The result: A database of 34.4 million edits, performed by 2.6 million
organizations or individuals ranging from the CIA to Microsoft to
Congressional offices, now linked to the edits they or someone at their
organization's net address has made.

Some of this appears to be transparently self-interested, either adding
positive, press release-like material to entries, or deleting whole swaths
of critical material.

Voting-machine company Diebold provides a good example of the latter, with
someone at the company's IP address apparently deleting long paragraphs
detailing the security industry's concerns over the integrity of their
voting machines, and information about the company's CEO's fund-raising for
President Bush.

The text, deleted in November 2005, was quickly restored by another
Wikipedia contributor, who advised the anonymous editor, "Please stop
removing content from Wikipedia. It is considered vandalism."

A Diebold Election Systems spokesman said he'd look into the matter but
could not comment by press time.

Wal-Mart has a series of relatively small changes in 2005 that that burnish
the company's image on its own entry while often leaving criticism in,
changing a line that its wages are less than other retail stores to a note
that it pays nearly double the minimum wage, for example. Another leaves
activist criticism on community impact intact, while citing a "definitive"
study showing Wal-Mart raised the total number of jobs in a community.

As has been previously reported, politician's offices are heavy users of the
system. Former Montana Sen. Conrad Burns' office, for example, apparently
changed one critical paragraph headed "A controversial voice" to "A voice
for farmers," with predictably image-friendly content following it.
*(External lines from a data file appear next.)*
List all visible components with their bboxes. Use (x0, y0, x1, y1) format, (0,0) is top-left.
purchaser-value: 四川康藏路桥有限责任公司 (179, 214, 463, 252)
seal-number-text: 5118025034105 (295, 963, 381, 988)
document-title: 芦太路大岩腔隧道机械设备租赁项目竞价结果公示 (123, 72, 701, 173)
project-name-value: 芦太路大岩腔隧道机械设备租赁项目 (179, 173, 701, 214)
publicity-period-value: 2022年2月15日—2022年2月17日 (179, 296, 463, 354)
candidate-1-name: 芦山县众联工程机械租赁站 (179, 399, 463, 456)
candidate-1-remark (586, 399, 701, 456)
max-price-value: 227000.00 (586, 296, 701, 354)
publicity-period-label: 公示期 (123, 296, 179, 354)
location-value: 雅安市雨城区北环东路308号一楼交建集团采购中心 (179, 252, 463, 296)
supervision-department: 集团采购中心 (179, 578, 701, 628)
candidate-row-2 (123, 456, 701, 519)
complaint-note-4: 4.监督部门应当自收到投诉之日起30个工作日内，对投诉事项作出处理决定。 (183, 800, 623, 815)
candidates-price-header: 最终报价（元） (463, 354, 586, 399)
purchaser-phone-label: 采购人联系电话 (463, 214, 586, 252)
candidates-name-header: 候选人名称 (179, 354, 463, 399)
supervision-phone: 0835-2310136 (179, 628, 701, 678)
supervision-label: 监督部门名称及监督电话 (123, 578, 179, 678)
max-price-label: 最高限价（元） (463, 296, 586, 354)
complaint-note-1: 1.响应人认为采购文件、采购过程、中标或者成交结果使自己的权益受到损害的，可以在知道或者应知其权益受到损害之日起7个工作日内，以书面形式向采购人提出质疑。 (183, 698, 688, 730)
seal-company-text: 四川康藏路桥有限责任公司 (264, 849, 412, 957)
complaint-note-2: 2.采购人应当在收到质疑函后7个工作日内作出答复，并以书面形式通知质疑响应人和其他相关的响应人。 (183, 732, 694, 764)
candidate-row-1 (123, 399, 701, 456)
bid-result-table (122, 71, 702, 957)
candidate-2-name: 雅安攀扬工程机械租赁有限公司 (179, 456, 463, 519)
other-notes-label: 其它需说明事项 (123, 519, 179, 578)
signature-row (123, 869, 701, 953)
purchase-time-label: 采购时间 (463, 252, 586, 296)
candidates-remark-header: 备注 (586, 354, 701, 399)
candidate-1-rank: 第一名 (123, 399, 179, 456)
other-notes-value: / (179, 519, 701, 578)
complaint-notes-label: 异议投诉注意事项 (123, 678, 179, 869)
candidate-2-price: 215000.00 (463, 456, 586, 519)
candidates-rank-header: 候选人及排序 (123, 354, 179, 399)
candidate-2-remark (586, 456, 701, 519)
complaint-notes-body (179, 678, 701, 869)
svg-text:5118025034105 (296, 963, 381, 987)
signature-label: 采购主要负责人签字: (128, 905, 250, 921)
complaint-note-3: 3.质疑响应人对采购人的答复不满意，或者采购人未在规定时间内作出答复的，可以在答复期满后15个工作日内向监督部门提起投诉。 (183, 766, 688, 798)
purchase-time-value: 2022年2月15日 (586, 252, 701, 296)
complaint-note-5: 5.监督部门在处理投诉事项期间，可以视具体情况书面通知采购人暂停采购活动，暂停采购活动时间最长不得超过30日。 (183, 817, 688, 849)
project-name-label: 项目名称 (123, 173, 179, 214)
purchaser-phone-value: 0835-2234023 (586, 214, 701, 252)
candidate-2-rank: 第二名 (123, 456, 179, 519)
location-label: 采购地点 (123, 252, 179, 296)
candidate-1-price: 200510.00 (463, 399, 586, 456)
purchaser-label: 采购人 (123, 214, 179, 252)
Perhaps interestingly, many of the most apparently self-interested changes
come from before 2006, when news of the Congressional offices' edits reached
the headlines. This may indicate a growing sophistication with the workings
of Wikipedia over time, or even the rise of corporate Wikipedia policies.

Wikipedia founder Jimmy Wales told Wired News he was aware of the new
service, but needed time to experiment with it before commenting.

The vast majority of changes are fairly innocuous, however. Employees at the
CIA's net address, for example, have been busy -- but with little that would
indicate their place of apparent employment, or a particular bias.

One entry on "Black September in Jordan" contains wholesale additions, with
specific details that read like a popular history book or an eyewitness'
memoir.

Many more are simple copy edits, or additions to local town entries or
school histories. One CIA entry deals with the details of lyrics sung in a
Buffy the Vampire Slayer episode.

Griffith says he launched the project hoping to find scandals, particularly
at obvious targets such as companies like Halliburton. But there's a more
practical goal, too: By exposing the anonymous edits that companies such as
drugs and big pharmaceutical companies make in entries that affect their
businesses, it could help experts check up on the changes and make sure
they're accurate, he says.

For now, he has just scratched the surface of the database of millions of
entries. But he's putting it online so others can look too.

The nonprofit Wikimedia Foundation, which runs Wikipedia, did not respond to
e-mail and telephone inquiries Monday.